Any chance you mean the same functionality as Except in SQL?

https://www.red-gate.com/simple-talk/databases/sql-server/performance-sql-server/the-except-and-intersect-operators-in-sql-server/

Regardless, I would do a left (or right) outer join (depending on the table that you want to keep) and then in the next subquery I would filter where a certain column is null.

1- SubQuery1 : Left outer join on the respective columns (Company, Part, … )
2- SubQuery2: Import SubQuery1 and Filter on it where a certain field from second table is null

The except exists in the BAQ. It is a subquery type. It’s always confused me a bit, but it does work.

The way I always do it is to include all of the parts from Part table, and only the ones from PartBin that match. Then, as @gpayne said I look for IsNull on the PartNum record in the PartBin. That will tell you what parts you have defined that have no stock.

Hi @Banderson ,
Absolutely, EXCEPT and UNION within Epicor haunted me for some time, lol.
But they do work (I find them inconvenient though especially if you need to do a UNION or EXCEPT in the middle of the flow).
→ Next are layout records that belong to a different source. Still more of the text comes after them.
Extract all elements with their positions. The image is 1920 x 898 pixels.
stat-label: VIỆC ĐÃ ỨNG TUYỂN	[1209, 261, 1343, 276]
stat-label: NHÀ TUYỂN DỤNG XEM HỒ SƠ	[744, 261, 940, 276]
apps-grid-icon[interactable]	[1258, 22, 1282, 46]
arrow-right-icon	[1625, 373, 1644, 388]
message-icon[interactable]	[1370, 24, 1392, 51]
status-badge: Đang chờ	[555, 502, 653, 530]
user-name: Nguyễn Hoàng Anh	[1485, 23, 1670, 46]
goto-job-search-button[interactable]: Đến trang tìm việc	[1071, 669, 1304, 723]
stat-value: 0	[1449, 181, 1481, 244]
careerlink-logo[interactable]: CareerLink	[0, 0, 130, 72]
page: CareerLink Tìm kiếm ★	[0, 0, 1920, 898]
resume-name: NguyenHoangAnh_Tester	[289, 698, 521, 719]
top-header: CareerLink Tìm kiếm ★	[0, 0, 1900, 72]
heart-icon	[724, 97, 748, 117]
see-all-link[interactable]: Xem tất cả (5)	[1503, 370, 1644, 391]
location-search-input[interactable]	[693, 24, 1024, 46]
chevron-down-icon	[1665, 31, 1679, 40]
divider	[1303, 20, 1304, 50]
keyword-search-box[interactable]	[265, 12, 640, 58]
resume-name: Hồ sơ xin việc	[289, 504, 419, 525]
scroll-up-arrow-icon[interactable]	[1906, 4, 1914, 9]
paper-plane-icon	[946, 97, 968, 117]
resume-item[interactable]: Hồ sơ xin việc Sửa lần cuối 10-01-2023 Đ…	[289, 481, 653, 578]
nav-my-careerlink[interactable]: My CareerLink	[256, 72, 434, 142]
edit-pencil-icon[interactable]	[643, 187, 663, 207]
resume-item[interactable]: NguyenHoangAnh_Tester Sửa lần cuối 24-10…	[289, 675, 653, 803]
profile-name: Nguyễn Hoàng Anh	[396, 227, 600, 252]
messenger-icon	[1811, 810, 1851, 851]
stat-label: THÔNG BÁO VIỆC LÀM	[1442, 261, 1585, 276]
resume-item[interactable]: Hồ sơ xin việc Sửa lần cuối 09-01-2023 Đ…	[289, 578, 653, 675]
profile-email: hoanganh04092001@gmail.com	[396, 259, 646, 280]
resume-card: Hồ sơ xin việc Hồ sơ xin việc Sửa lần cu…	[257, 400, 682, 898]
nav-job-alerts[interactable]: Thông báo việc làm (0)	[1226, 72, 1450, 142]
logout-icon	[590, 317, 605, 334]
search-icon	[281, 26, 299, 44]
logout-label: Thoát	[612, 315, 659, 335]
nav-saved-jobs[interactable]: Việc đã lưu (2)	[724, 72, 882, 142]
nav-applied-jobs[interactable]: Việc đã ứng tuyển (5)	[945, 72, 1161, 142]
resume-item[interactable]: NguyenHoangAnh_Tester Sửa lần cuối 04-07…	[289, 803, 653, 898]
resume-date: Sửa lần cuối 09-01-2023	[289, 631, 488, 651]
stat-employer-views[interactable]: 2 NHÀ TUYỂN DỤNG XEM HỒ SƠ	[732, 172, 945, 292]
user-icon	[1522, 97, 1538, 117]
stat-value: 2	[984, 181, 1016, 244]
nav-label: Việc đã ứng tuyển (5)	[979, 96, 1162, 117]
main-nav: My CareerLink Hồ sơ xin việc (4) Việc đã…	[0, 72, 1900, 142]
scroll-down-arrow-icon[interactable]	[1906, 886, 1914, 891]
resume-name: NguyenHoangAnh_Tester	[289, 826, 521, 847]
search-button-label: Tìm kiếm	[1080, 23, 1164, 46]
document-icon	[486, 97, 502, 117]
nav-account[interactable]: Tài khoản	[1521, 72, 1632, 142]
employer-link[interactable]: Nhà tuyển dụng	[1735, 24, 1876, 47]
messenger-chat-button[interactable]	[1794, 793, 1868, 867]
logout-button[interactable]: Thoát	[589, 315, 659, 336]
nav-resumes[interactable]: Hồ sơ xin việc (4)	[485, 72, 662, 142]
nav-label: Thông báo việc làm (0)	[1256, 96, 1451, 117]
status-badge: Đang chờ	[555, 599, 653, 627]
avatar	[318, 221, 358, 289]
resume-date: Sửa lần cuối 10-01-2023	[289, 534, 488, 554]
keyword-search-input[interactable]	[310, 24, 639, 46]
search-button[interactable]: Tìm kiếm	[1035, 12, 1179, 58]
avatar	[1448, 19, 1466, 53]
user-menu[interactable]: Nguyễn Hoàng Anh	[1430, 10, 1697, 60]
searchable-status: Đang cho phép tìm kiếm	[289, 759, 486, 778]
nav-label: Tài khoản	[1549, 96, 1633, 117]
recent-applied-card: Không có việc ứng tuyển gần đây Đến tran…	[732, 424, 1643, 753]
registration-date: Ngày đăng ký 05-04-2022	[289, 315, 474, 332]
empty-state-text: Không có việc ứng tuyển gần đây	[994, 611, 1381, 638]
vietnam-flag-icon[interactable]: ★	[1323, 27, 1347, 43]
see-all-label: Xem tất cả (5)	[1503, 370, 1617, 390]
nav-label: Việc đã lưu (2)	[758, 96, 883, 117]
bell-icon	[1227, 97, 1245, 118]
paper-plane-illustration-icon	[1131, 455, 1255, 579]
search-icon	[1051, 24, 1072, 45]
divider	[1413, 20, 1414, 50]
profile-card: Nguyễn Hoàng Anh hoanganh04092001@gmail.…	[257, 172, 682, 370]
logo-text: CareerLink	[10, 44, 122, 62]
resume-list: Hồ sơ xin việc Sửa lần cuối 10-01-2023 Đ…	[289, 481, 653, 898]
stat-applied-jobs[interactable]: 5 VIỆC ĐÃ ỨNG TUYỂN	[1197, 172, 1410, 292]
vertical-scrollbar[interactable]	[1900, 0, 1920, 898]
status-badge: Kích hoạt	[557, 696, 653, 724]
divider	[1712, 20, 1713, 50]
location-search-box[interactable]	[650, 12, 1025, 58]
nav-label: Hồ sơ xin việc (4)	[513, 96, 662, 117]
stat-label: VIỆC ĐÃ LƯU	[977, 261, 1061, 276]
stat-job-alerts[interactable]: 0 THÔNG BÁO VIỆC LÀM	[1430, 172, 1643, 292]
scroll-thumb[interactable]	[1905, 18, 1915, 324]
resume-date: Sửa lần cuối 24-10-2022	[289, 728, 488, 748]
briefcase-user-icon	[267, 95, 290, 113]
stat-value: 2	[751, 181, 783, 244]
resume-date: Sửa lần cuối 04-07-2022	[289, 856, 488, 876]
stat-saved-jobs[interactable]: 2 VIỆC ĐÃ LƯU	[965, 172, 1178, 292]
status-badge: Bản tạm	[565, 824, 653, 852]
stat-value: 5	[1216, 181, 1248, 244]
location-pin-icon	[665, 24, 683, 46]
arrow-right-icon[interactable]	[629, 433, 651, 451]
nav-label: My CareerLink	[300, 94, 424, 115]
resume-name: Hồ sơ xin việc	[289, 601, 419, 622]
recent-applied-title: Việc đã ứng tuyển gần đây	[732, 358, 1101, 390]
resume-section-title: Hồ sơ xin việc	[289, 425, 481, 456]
Still I don’t think EXCEPT alone would solve @askulte 's issue here.

I think he can join and simply filter where PartNum.Runout=TRUE on Erp.Part table and PartBin.company is NULL on Erp.PartBin since NULL indicates lack of relation.

@askulte ,
Can you try this and let me know if it works?
Part2PartBIN.baq (25.3 KB)

Awesome sauce. Thanks! That worked.

Shizar115 - How is this different than Kevin and Greg’s method, but within 1 query, instead of adding an additional subquery?

It is not different however I find it more readable for one (debatable though) and secondly most of the time for what I do one subquery is not enough and I usually filter in the next phase (in other words I expect more to be done in subquery 2, for instance joining with PartWhse).

Regarding performance I am not sure, what I sent could be slower (would not be surprised in that case).

On a side note (not sure if in future you might need this), where clause filters on the result of join, but if you need to filter a table before join happens (ie filter PartBin first, then join with Part), you would need to move the WHERE clause to ON section.